Microsoft to block 40+ additional file extensions in Outlook on the web
Microsoft is planning to block by default 40+ new file types in Outlook on the web to improve the security for their customers.
“We took the time to audit the existing blocked file list and update it to better reflect the file types we see as risks today,” the Exchange Team noted.
Outlook on the web and blocked attachments
Outlook on the web, formerly Outlook Web Access (OWA), is a personal information manager web app included in Office 365, Exchange Server, and Exchange Online (Exchange Server delivered as a cloud service hosted by Microsoft).
The current list of attachments blocked in Outlook can be reviewed here, and it already includes the new additions, although these changes will only start rolling out from November in Exchange Online and on-prem with a future cumulative update.
The soon-to-be blocked extensions are used for/by:
- Python files (“.py”, “.pyc”, “.pyo”, “.pyw”, “.pyz”, “.pyzw”)
- Java files (“.jar”, “.jnlp”)
- PowerShell files (“.ps1”, “.ps1xml”, “.ps2”, “.ps2xml”, “.psc1”, “.psc2”, “.psd1”, “.psdm1”, “.cdxml”, “.pssc”)
- Digital certificates (“.cer”, “.crt”, “.der”)
- Third-party apps (“.appcontent-ms”, “.settingcontent-ms”, “.cnt”, “.hpj”, “.website”, “.webpnp”, “.mcf”, “.printerexport”, “.pl”, “.theme”, “.vbp”, “.xbap”, “.xll”, “.xnk”, “.msu”, “.diagcab”, “.grp”)

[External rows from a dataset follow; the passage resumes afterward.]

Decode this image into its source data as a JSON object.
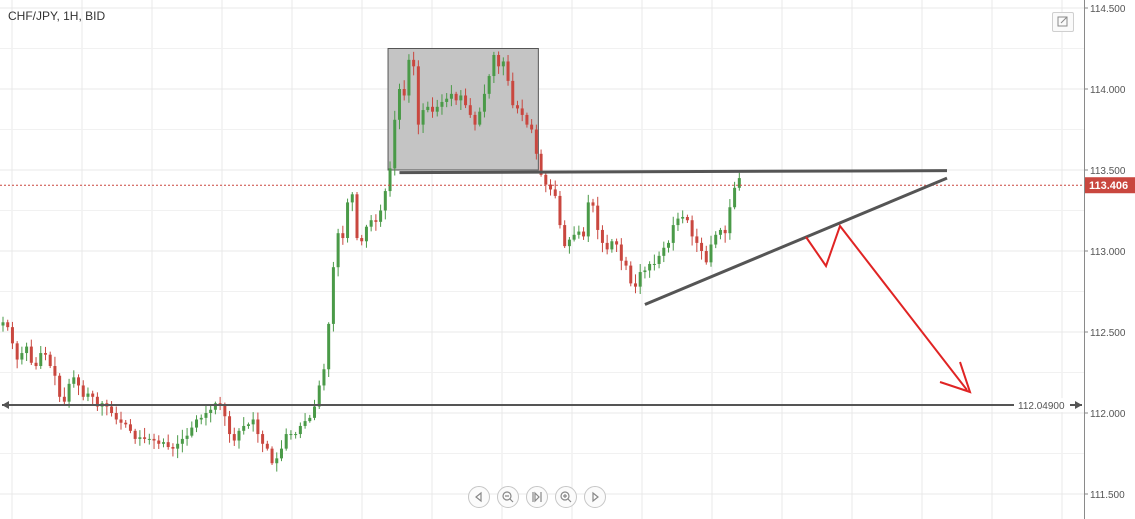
{
  "header": {
    "title": "CHF/JPY, 1H, BID"
  },
  "colors": {
    "up": "#4a9a48",
    "down": "#c9473f",
    "price_line": "#c9473f",
    "price_badge": "#c9473f",
    "drawing": "#555555",
    "arrow": "#e02424",
    "grid": "#e9e9e9"
  },
  "icons": [
    "expand-icon",
    "scroll-left-icon",
    "zoom-out-icon",
    "reset-icon",
    "zoom-in-icon",
    "scroll-right-icon"
  ],
  "chart_data": {
    "type": "candlestick",
    "title": "CHF/JPY, 1H, BID",
    "y_ticks": [
      "114.500",
      "114.000",
      "113.500",
      "113.000",
      "112.500",
      "112.000",
      "111.500"
    ],
    "ylim": [
      111.4,
      114.52
    ],
    "grid": true,
    "current_price": "113.406",
    "horizontal_level": "112.04900",
    "closes": [
      112.56,
      112.53,
      112.43,
      112.33,
      112.37,
      112.41,
      112.31,
      112.29,
      112.37,
      112.36,
      112.29,
      112.23,
      112.1,
      112.07,
      112.18,
      112.22,
      112.17,
      112.1,
      112.12,
      112.1,
      112.04,
      112.06,
      112.04,
      112.0,
      111.96,
      111.94,
      111.93,
      111.89,
      111.84,
      111.85,
      111.84,
      111.84,
      111.83,
      111.81,
      111.82,
      111.79,
      111.78,
      111.81,
      111.84,
      111.86,
      111.91,
      111.96,
      111.97,
      112.0,
      112.02,
      112.06,
      112.05,
      111.98,
      111.87,
      111.83,
      111.89,
      111.92,
      111.93,
      111.96,
      111.87,
      111.81,
      111.78,
      111.69,
      111.72,
      111.78,
      111.87,
      111.87,
      111.87,
      111.92,
      111.95,
      111.97,
      112.04,
      112.17,
      112.27,
      112.55,
      112.9,
      113.11,
      113.08,
      113.3,
      113.35,
      113.08,
      113.06,
      113.15,
      113.19,
      113.18,
      113.25,
      113.37,
      113.51,
      113.81,
      114.0,
      113.96,
      114.18,
      114.14,
      113.78,
      113.87,
      113.89,
      113.86,
      113.89,
      113.92,
      113.94,
      113.97,
      113.93,
      113.96,
      113.9,
      113.84,
      113.78,
      113.86,
      113.97,
      114.08,
      114.21,
      114.14,
      114.17,
      114.05,
      113.9,
      113.88,
      113.84,
      113.78,
      113.75,
      113.6,
      113.47,
      113.41,
      113.38,
      113.34,
      113.16,
      113.03,
      113.07,
      113.1,
      113.12,
      113.09,
      113.3,
      113.28,
      113.13,
      113.05,
      113.01,
      113.06,
      113.04,
      112.94,
      112.91,
      112.8,
      112.78,
      112.87,
      112.88,
      112.92,
      112.92,
      112.97,
      113.02,
      113.05,
      113.16,
      113.2,
      113.21,
      113.19,
      113.09,
      113.05,
      113.0,
      112.93,
      113.04,
      113.1,
      113.13,
      113.11,
      113.27,
      113.39,
      113.45
    ]
  },
  "annotations": {
    "consolidation_box": {
      "from_index": 82,
      "to_index": 113,
      "low": 113.5,
      "high": 114.25
    },
    "resistance_line": {
      "from_index": 84,
      "to_index": 200,
      "price": 113.49
    },
    "rising_trendline": {
      "from_index": 136,
      "from_price": 112.67,
      "to_index": 200,
      "to_price": 113.45
    },
    "projection_arrow": "down"
  }
}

- Microsoft components (“.appref-ms”, “.udl”, “.wsb”).
“The newly blocked file types are rarely used, so most organizations will not be affected by the change. However, if your users are sending and receiving affected attachments, they will report that they are no longer able to download them,” the Exchange Team explained.
“If your organization requires that users be able to download attachment of these types from OWA, you should first ensure that our organization’s operating systems and application software are up-to-date (in the case files that are opened by application software) or ensure that your users are familiar with the risks associated with the file types (in the case of files that are interpreted by scripting software). If you want a particular file type to be allowed, you can add that file type to the AllowedFileTypes property of your users’ OwaMailboxPolicy objects.”
They’ve included instructions for Exchange administrators to add a file extension to the AllowedFileTypes list and remove extensions from BlockedFileTypes list.
Microsoft also pointed out that blocked files can still be sent and received, either by renaming them (and making the recipient change the name again), compressing them into an archive file, or saving them to the cloud or to a secure network share server and sending the link to them.
As a side note: Proofpoint’s threat report says that, in Q2 2019, 85% of malicious payloads were delivered via URLs in emails – malicious attachments are obviously a less desirable option.